Digamos que ya encontré mi privacidad: el espacio ideal donde sólo yo y mis invitados podremos ser testigos de tales asonantes recitales. Si cualquier otra persona siquiera se asomara a mi espacio, me sentiré invadido irremediablemente. Esa persona está obligada a respetar mi privacidad, que es mi derecho a ocultar lo que me afecta que los demás juzguen de mí, así como mi derecho a guardar la información que pudieran usar en mi contra.

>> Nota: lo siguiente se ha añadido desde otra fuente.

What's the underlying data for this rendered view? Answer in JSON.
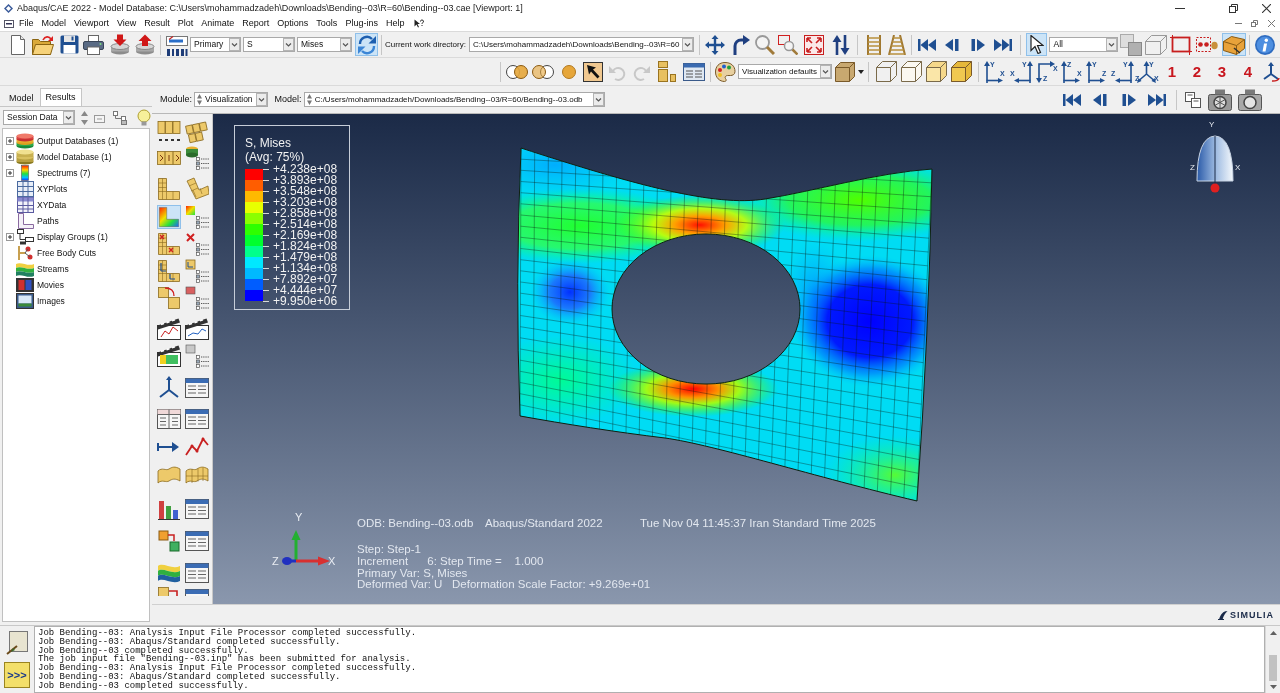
{
  "window": {
    "title": "Abaqus/CAE 2022 - Model Database: C:\\Users\\mohammadzadeh\\Downloads\\Bending--03\\R=60\\Bending--03.cae [Viewport: 1]"
  },
  "menu_bar": [
    "File",
    "Model",
    "Viewport",
    "View",
    "Result",
    "Plot",
    "Animate",
    "Report",
    "Options",
    "Tools",
    "Plug-ins",
    "Help"
  ],
  "toolbar": {
    "output_position": "Primary",
    "variable": "S",
    "invariant": "Mises",
    "work_directory_label": "Current work directory:",
    "work_directory": "C:\\Users\\mohammadzadeh\\Downloads\\Bending--03\\R=60",
    "selection_filter": "All",
    "render_style": "Visualization defaults",
    "view_buttons": [
      {
        "kind": "up-right",
        "labels": [
          "Y",
          "X"
        ]
      },
      {
        "kind": "up-left",
        "labels": [
          "Y",
          "X"
        ]
      },
      {
        "kind": "right-down",
        "labels": [
          "X",
          "Z"
        ]
      },
      {
        "kind": "up-right",
        "labels": [
          "Z",
          "X"
        ]
      },
      {
        "kind": "up-right",
        "labels": [
          "Y",
          "Z"
        ]
      },
      {
        "kind": "up-left",
        "labels": [
          "Y",
          "Z"
        ]
      },
      {
        "kind": "iso",
        "labels": [
          "Y",
          "Z",
          "X"
        ]
      }
    ],
    "view_numbers": [
      "1",
      "2",
      "3",
      "4"
    ]
  },
  "tool_states": {
    "sync_output": true,
    "select_mode": true,
    "query_tool": true,
    "contour_plot": true
  },
  "tabs": [
    {
      "label": "Model",
      "selected": false
    },
    {
      "label": "Results",
      "selected": true
    }
  ],
  "context_bar": {
    "module_label": "Module:",
    "module": "Visualization",
    "model_label": "Model:",
    "model": "C:/Users/mohammadzadeh/Downloads/Bending--03/R=60/Bending--03.odb"
  },
  "session_tree": {
    "source": "Session Data",
    "items": [
      {
        "label": "Output Databases (1)",
        "kind": "group",
        "expanded": false
      },
      {
        "label": "Model Database (1)",
        "kind": "group",
        "expanded": false
      },
      {
        "label": "Spectrums (7)",
        "kind": "group",
        "expanded": false
      },
      {
        "label": "XYPlots",
        "kind": "leaf"
      },
      {
        "label": "XYData",
        "kind": "leaf"
      },
      {
        "label": "Paths",
        "kind": "leaf"
      },
      {
        "label": "Display Groups (1)",
        "kind": "group",
        "expanded": false
      },
      {
        "label": "Free Body Cuts",
        "kind": "leaf"
      },
      {
        "label": "Streams",
        "kind": "leaf"
      },
      {
        "label": "Movies",
        "kind": "leaf"
      },
      {
        "label": "Images",
        "kind": "leaf"
      }
    ]
  },
  "viewport": {
    "legend": {
      "title": "S, Mises",
      "subtitle": "(Avg: 75%)",
      "bands": [
        {
          "color": "#ff0000"
        },
        {
          "color": "#ff5d00"
        },
        {
          "color": "#ffb900"
        },
        {
          "color": "#e8ff00"
        },
        {
          "color": "#8bff00"
        },
        {
          "color": "#2eff00"
        },
        {
          "color": "#00ff2e"
        },
        {
          "color": "#00ff8b"
        },
        {
          "color": "#00e8ff"
        },
        {
          "color": "#00b9ff"
        },
        {
          "color": "#005dff"
        },
        {
          "color": "#0000ff"
        }
      ],
      "labels": [
        "+4.238e+08",
        "+3.893e+08",
        "+3.548e+08",
        "+3.203e+08",
        "+2.858e+08",
        "+2.514e+08",
        "+2.169e+08",
        "+1.824e+08",
        "+1.479e+08",
        "+1.134e+08",
        "+7.892e+07",
        "+4.444e+07",
        "+9.950e+06"
      ]
    },
    "info": {
      "odb": "ODB: Bending--03.odb",
      "solver": "Abaqus/Standard 2022",
      "date": "Tue Nov 04 11:45:37 Iran Standard Time 2025",
      "lines": [
        "Step: Step-1",
        "Increment      6: Step Time =    1.000",
        "Primary Var: S, Mises",
        "Deformed Var: U   Deformation Scale Factor: +9.269e+01"
      ]
    },
    "triad": {
      "labels": [
        "Y",
        "Z",
        "X"
      ]
    },
    "view_dome": {
      "labels": [
        "Y",
        "Z",
        "X"
      ]
    }
  },
  "brand": "SIMULIA",
  "message_area": {
    "prompt": ">>>",
    "lines": [
      "Job Bending--03: Analysis Input File Processor completed successfully.",
      "Job Bending--03: Abaqus/Standard completed successfully.",
      "Job Bending--03 completed successfully.",
      "The job input file \"Bending--03.inp\" has been submitted for analysis.",
      "Job Bending--03: Analysis Input File Processor completed successfully.",
      "Job Bending--03: Abaqus/Standard completed successfully.",
      "Job Bending--03 completed successfully."
    ]
  }
}
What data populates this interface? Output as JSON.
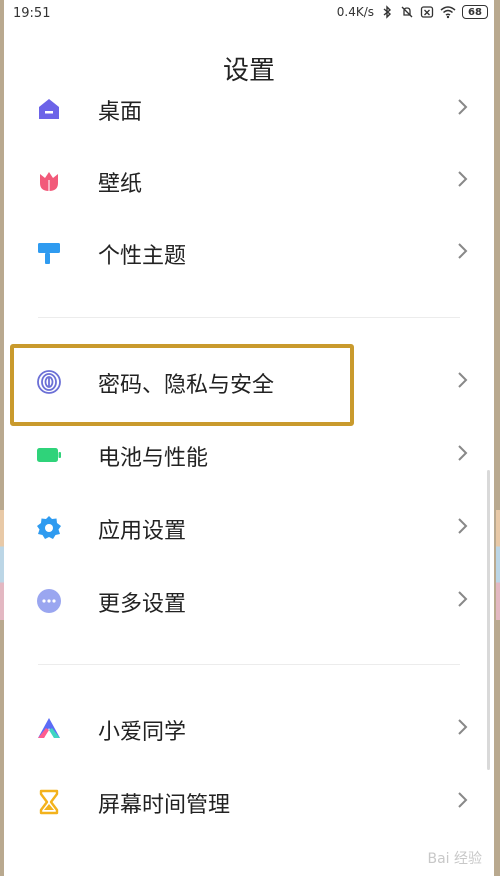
{
  "statusbar": {
    "time": "19:51",
    "network_speed": "0.4K/s",
    "battery": "68",
    "icons": [
      "bluetooth-icon",
      "mute-icon",
      "sim-icon",
      "wifi-icon",
      "battery-icon"
    ]
  },
  "header": {
    "title": "设置"
  },
  "settings": {
    "desktop": {
      "label": "桌面",
      "icon": "home-icon",
      "color": "#6c63e8"
    },
    "wallpaper": {
      "label": "壁纸",
      "icon": "tulip-icon",
      "color": "#f25a7a"
    },
    "theme": {
      "label": "个性主题",
      "icon": "paint-roller-icon",
      "color": "#2f9bf0"
    },
    "privacy": {
      "label": "密码、隐私与安全",
      "icon": "fingerprint-icon",
      "color": "#6b6fd6"
    },
    "battery": {
      "label": "电池与性能",
      "icon": "battery-icon",
      "color": "#2fd37a"
    },
    "apps": {
      "label": "应用设置",
      "icon": "gear-icon",
      "color": "#2f9bf0"
    },
    "more": {
      "label": "更多设置",
      "icon": "more-dots-icon",
      "color": "#9aa6f0"
    },
    "xiaoai": {
      "label": "小爱同学",
      "icon": "xiaoai-icon",
      "color": "#5b6cf6"
    },
    "screentime": {
      "label": "屏幕时间管理",
      "icon": "hourglass-icon",
      "color": "#f3b21c"
    }
  },
  "highlight_color": "#c99a2d",
  "watermark": "Bai 经验"
}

La paranoia se apodera de algunos al grado de que, si se asoma a su espacio privado un animal, se sienten igualmente invadidos e incapacitados para actuar libremente. Mucho se ha hablado del papel del observador en los experimentos de física de los últimos cien años. Incluso las partículas que componen al átomo se comportan diferente, si son observadas o si no lo son, sin importar si el observador es una cámara electrónica o un ser vivo.


Habiendo llegado a este punto estamos preparados para la gran verdad… Nuestra amada privacidad es irrelevante. No queremos que una aplicación del teléfono le diga a su dueño dónde estamos, pero usamos un celular que, mientras transmita cualquier tipo de señal, está siendo rastreado. Escondemos nuestros comportamientos “raros”, pero si se trata de distinguirnos de las masas, somos capaces de exagerarlos y contarlos a los cuatro vientos (“yo estoy bien loco, véanlo”).


No queremos que la gente sepa de nuestra vida personal, pero mostramos imágenes con lo que comemos, lo que nos compramos, los lugares que visitamos, de quienes nos acompañamos, del auto que manejamos o deseamos, de los chistes que nos hacen reír, y todo aquello que compartimos trae la hora a la que lo hicimos. Nos abrimos por completo para buscar aprobación, y nos quejamos de perder la privacidad que evita ser reprobados.


Siendo sincero, ayer entré en paranoia con el tema de perder a mis lectores, quienes me aprueban o reprueban con sus comentarios (curiosamente, el 95%, en el chat privado). Descargué todas las aplicaciones de mensajería para poder hacer llegar mis publicaciones a los migrantes, y de esa forma, al extender por el mundo mi información, obtener mayor privacidad y tranquilidad. Nomás no le cuenten a nadie.